Certify. The certified report is a sworn, notarized statement prepared by the doctor contemporaneous to the complication. It certifies that the medical intervention either comports with or departs from standards of care. If the null hypothesis is retained, there is 95% confidence that it is true. If the null hypothesis is rejected and the alternate hypothesis is sustained, there is still a 5% chance that the null hypothesis is true, and rejecting it is an error, called a type 1 error.
Once a certified report is prepared and distributed, risk management cannot be undone.
When submitted to the insurance carrier, even before a claim is made, actuaries are placed on notice and have the duty of due diligence.
When seen by defense counsel, the report serves as the framework for answers to the complaint and for opinions in the certificate of merit by the medical expert.
From my experience with the certified report, when the claim is frivolous, the doctor is dismissed with prejudice. If meritorious, the lawsuit is settled out of court.
How the certified report is accepted in the courtroom remains to be seen. When jurors understand that, for the defendant, scintilla is a well-defined 45% and, for the plaintiff, scintilla is just generic, it is common sense that 95% confidence is better than 50% plus a scintilla.

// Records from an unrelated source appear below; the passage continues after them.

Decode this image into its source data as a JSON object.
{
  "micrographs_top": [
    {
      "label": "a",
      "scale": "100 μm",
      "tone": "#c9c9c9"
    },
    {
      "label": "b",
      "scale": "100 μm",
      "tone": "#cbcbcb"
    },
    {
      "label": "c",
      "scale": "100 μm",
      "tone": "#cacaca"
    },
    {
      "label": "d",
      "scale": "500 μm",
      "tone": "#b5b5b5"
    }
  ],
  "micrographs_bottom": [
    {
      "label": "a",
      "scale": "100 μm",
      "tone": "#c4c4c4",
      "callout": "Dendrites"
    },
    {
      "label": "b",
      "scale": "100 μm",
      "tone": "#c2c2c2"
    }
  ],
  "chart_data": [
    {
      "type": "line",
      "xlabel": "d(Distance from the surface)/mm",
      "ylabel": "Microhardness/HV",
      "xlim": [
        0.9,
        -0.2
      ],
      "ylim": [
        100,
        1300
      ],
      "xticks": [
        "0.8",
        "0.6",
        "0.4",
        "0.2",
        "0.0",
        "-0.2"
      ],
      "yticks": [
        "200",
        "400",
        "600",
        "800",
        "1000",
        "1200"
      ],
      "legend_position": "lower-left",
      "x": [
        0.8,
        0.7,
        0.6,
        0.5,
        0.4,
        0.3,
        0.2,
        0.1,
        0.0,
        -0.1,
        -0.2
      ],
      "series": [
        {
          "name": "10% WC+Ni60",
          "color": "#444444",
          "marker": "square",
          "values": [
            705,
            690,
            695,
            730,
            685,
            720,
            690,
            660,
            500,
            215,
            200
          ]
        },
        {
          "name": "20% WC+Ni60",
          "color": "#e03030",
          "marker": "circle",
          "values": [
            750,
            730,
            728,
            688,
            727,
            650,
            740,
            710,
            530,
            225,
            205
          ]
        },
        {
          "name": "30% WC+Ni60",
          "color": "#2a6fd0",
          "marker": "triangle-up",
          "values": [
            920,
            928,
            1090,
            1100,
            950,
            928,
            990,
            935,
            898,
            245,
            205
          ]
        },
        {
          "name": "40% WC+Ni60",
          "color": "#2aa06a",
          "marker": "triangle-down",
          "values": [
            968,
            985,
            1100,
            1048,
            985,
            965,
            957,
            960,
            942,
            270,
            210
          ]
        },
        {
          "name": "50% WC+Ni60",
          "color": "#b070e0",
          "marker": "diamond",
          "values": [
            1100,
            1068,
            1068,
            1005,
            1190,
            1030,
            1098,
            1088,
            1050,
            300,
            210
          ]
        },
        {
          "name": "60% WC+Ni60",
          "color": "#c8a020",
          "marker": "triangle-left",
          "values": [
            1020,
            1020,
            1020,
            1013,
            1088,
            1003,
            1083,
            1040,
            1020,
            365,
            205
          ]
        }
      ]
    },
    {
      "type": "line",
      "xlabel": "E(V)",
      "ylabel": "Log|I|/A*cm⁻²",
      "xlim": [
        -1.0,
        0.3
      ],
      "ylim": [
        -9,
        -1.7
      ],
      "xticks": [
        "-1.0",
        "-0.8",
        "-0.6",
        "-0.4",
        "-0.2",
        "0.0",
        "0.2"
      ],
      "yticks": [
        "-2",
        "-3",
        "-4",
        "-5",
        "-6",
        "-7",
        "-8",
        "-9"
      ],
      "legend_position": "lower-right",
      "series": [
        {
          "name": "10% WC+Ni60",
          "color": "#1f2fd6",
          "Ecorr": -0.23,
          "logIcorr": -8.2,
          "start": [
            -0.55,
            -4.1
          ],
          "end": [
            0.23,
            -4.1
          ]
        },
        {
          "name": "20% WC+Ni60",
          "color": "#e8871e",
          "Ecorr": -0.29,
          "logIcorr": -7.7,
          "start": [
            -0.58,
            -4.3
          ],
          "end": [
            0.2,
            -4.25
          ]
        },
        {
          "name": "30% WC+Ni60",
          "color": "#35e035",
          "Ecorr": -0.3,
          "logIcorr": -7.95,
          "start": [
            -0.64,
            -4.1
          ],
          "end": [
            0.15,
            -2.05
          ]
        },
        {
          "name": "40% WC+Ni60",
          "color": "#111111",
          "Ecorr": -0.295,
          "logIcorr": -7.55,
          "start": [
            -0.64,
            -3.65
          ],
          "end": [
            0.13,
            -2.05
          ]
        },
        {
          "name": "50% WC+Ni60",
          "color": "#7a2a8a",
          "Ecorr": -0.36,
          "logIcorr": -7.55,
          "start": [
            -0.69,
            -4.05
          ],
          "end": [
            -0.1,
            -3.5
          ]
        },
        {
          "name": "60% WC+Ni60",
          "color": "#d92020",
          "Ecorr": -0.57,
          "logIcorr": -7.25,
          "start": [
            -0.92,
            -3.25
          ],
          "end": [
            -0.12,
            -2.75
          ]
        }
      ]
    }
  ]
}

Plaintiff attorneys may move for the presiding judge to disqualify the certified report, arguing that it is too novel and, therefore, is inadmissible. How judges decide is unpredictable, but they know it is relevant, fair, unbiased, not wasteful, not hearsay, or not confidential.
From comments to earlier posts, some readers are outraged when litigation goes too far. Others are outraged when litigation does not go far enough. This post is an objective answer. Risk management offers a tangible solution for both. I hope it is appreciated in this spirit.
Howard Smith is an obstetrics-gynecology physician.